CHENNAI: When one hears the name Glenn McGrath, one of the things that come to the mind is his altercation with Ramnaresh Sarwan. When he took over as director of the MRF Pace Foundation, the first question Express posed to him was whether he would teach his wards the art of mental disintegration.
The fast bowling great was stumped. After a pause, he replied, “No. It’s not the right thing. In my case it happened at the spur of the moment. I won’t be advocating this to the boys,” McGrath had said.
Age might have mellowed McGrath down, but sledging is still an integral part of the Aussie mindset. Will the India-Australia ODI series beginning on September 17 witness verbal duels?
“Sledging is part of their culture. It’s a weapon in their armoury. They use it at critical junctures to unsettle players and achieve their goal,’’ said former India batsman Hemang Badani.
“During my hundred against them at Pune (2001), they continuously tried to disrupt my concentration by sledging. I didn’t bother. Seniors like Sachin Tendulkar and VVS Laxman told me to avoid falling into the trap,’’ added Badani.
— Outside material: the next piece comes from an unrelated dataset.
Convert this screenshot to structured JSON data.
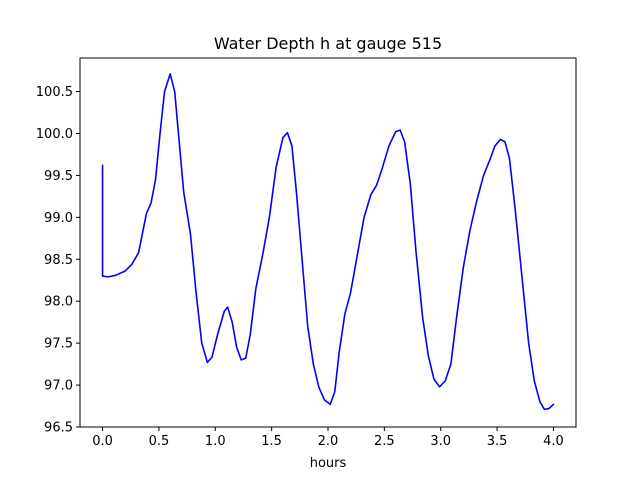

Steve Waugh, one of the finest captains and propagator of the ‘art of mental disintegration’, had said during one of his visits to India that Australians, in general, hate to lose and would go all out to clinch the victory.
“Back home, only limited teams play domestic cricket. Limited teams mean limited opportunities, so it’s survival of the fittest,” Waugh had said.
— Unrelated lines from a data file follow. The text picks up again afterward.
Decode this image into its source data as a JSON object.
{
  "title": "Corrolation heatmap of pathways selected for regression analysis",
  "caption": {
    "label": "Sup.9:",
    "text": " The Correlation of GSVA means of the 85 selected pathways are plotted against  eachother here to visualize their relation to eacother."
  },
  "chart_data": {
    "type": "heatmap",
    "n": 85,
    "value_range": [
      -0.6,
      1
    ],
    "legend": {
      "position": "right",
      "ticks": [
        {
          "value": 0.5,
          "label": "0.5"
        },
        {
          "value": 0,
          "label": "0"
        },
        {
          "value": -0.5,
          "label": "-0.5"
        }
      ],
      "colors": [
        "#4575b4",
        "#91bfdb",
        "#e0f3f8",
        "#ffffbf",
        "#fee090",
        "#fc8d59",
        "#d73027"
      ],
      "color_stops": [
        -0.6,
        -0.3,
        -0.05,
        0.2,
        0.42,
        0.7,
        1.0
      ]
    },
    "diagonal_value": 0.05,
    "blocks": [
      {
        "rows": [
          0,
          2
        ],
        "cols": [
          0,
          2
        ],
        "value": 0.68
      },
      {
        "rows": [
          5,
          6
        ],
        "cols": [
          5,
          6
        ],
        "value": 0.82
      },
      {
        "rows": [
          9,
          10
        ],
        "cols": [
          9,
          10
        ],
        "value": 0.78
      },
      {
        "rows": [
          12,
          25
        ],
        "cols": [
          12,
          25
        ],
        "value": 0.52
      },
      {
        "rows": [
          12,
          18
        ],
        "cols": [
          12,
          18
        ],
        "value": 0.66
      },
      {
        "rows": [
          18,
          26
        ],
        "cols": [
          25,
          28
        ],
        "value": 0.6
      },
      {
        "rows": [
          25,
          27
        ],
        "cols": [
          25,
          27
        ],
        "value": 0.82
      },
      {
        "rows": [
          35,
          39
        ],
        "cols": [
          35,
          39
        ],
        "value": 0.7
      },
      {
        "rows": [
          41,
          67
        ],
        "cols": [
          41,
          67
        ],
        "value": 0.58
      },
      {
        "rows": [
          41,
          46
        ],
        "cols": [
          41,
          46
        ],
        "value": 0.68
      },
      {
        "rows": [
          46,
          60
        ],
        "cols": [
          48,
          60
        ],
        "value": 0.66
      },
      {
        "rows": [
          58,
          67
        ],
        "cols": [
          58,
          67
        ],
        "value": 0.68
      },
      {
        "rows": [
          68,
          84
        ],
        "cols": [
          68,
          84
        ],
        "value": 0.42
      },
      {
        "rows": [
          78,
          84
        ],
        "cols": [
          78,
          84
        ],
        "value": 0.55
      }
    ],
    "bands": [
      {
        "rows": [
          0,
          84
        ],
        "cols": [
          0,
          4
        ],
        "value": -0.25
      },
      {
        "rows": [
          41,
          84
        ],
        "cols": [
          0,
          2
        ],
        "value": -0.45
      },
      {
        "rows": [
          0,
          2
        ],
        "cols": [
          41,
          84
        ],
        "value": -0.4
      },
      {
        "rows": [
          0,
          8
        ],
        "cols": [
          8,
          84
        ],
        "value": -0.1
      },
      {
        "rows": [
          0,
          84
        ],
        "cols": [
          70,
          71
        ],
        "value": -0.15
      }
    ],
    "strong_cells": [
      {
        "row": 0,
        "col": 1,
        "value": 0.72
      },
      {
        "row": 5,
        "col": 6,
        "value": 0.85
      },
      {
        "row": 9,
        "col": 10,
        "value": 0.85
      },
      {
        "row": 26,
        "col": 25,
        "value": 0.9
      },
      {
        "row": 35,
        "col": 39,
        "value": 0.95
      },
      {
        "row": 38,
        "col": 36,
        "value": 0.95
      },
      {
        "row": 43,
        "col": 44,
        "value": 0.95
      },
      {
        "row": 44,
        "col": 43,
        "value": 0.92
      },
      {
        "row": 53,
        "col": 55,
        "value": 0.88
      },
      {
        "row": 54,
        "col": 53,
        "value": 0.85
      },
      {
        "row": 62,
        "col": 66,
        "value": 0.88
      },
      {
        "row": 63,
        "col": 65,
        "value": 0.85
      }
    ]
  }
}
Sadagopan Ramesh, a member of the famous 2001 Test series won by India, believes sledging has come down in the last few years.
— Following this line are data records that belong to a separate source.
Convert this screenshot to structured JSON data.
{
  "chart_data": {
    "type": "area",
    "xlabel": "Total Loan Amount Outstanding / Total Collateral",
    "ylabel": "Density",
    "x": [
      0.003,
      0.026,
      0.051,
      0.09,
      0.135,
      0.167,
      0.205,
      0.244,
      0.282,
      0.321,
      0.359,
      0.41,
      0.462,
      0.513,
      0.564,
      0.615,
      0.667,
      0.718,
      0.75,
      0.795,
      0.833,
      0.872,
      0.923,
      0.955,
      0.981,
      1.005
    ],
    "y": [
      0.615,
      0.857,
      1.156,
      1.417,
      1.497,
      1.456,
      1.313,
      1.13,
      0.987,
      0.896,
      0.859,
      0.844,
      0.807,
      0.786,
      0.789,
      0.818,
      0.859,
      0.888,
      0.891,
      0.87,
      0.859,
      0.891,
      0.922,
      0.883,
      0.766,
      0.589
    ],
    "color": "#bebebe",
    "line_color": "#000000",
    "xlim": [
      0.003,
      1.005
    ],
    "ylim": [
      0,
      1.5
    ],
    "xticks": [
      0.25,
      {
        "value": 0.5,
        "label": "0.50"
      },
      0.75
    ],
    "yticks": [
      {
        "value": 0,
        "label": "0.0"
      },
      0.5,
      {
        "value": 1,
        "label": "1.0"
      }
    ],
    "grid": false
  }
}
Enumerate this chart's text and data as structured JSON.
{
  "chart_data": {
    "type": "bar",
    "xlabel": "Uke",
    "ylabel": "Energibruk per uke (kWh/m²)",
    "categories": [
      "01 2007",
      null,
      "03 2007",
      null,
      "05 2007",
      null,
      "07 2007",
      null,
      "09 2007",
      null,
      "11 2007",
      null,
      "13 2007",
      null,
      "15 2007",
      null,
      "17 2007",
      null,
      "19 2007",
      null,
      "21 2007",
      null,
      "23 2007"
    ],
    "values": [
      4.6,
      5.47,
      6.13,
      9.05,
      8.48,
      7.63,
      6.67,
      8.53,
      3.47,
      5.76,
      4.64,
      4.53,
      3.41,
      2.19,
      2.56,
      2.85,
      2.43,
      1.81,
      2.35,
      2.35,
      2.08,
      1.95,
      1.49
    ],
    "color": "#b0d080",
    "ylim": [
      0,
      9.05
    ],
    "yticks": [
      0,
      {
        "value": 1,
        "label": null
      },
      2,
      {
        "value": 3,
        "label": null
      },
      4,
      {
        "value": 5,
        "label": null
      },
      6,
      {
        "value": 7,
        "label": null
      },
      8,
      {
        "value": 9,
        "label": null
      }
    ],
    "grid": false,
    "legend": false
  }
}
“Overall, it has come down a bit. But you never know when it will flare up. It all depends how the game pans out for them,’’ said Ramesh.
During a tour of Australia in 1986, Kapil Dev’s hit killed a seagull on the field. Shaken, Kapil signalled for water, but Australia captain Allan Border did not allow.
“That is their mindset. They are tough competitors. Getting a wicket is important for them, the means do not matter.”
India have a captain in Virat Kohli who is aggressive and knows how to pay back in the same coin.
“There is nothing wrong in Kohli’s approach. You need someone to hit back when your players are targeted unfairly. Different captains have different approaches. Kohli is passionate about the game and as a captain feels it his duty to protect his players. There is nothing wrong if he is aggressive,” opined Badani, coach of the Board President’s XI that will play against Australia on September 12.